Pour les distributeurs, la marge proposée est de 6 à 7% contre des taux  de 8,5 à 10% actuellement. Ce resserrement des marges devrait s’accompagner d’une revue à la baisse des investissements. Les  ambitions en matière de capacité de stockage devraient être tempérées. Les opérateurs proposent de passer à 45 jours sur trois ans alors qu’il était question de 60 jours. 

Car, à elle seule, l’obligation de 30 jours minimum est jugée contraignante puisqu’elle est en fonction des périodes, entre 7 à 8 milliards de DH. Aujourd’hui, près de 700.000 tonnes sont en cours de réalisation pour 4 milliards de DH d’investissement. Globalement, le secteur comptait réaliser des investissements de 10 milliards de DH sur 5 ans… mais le programme pourrait être revu à la baisse.

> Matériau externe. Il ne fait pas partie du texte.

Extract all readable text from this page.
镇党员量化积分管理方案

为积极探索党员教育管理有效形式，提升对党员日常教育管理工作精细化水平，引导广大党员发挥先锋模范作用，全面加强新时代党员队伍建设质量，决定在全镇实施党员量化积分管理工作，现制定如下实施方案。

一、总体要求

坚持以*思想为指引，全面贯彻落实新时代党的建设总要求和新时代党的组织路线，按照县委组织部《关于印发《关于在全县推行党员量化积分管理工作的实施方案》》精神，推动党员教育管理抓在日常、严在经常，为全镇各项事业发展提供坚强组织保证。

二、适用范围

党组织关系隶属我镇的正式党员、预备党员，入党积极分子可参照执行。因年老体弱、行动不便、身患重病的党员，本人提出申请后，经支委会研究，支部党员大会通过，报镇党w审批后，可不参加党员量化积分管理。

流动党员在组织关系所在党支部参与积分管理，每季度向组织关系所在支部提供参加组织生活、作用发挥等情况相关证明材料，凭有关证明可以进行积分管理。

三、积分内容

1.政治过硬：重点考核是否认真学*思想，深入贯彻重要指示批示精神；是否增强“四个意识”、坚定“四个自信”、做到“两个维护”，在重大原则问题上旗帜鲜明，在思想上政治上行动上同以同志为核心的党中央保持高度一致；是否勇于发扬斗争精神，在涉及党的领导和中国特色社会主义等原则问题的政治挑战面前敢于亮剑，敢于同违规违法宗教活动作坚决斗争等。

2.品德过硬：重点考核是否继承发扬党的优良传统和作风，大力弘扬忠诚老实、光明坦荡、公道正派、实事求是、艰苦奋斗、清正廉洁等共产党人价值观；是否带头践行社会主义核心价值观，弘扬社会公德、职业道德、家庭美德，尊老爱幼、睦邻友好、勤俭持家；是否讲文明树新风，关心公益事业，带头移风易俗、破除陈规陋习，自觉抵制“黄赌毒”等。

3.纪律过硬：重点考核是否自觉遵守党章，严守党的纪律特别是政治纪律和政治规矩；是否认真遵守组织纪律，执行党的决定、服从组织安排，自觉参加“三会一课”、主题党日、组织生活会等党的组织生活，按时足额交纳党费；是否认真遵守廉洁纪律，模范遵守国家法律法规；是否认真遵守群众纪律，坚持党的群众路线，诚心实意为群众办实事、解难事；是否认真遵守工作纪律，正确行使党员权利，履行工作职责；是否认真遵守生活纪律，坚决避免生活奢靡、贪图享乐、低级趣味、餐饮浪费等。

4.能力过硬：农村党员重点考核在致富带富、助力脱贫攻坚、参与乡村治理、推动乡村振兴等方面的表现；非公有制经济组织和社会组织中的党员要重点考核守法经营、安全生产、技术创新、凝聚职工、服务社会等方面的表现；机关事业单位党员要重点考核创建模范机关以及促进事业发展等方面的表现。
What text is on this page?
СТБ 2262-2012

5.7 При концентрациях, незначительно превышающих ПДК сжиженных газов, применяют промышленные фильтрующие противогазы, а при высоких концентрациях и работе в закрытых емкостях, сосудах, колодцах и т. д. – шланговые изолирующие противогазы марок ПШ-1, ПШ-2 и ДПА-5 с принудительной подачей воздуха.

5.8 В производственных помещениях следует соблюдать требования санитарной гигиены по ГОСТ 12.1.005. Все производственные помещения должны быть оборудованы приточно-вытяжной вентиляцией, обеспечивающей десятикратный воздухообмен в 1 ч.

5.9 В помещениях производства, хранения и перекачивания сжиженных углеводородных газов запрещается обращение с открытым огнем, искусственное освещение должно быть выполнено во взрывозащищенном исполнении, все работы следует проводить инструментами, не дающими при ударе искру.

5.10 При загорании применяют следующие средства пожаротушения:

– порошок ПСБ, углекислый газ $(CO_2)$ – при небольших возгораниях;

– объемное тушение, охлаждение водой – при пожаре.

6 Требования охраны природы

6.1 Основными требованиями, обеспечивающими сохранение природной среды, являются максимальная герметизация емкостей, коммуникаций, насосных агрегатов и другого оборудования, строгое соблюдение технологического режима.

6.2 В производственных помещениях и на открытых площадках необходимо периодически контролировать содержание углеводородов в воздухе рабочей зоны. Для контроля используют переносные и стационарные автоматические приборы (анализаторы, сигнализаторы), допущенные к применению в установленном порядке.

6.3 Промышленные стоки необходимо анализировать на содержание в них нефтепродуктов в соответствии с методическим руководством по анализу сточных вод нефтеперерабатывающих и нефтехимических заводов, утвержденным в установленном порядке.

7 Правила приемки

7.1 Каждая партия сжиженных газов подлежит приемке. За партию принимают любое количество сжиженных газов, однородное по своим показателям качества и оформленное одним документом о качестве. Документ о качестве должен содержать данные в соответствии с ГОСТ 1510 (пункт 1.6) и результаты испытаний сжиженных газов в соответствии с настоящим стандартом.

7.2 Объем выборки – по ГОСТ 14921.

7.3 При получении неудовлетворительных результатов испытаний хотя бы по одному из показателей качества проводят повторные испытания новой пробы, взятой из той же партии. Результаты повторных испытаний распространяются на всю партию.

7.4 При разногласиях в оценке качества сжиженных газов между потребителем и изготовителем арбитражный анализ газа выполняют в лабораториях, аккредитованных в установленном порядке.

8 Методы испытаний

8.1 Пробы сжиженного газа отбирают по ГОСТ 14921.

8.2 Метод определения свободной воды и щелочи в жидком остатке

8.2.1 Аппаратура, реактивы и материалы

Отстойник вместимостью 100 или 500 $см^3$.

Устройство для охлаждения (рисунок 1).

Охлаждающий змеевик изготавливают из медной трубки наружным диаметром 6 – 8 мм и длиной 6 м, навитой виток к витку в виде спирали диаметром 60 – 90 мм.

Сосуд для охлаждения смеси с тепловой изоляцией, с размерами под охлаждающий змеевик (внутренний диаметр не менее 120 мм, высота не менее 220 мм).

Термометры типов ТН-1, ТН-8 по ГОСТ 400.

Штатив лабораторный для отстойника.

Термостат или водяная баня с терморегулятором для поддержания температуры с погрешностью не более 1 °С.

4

Le système de plafonnement des prix proposé par le gouvernement  serait testé pour une période de 6 mois. Contesté par les opérateurs, il est assimilé  à un retour sur la libéralisation. Ils estiment néanmoins qu’il aurait l’avantage d’éviter les polémiques sur les prix puisqu’ils seront en quelque sorte «certifiés» par l’Etat.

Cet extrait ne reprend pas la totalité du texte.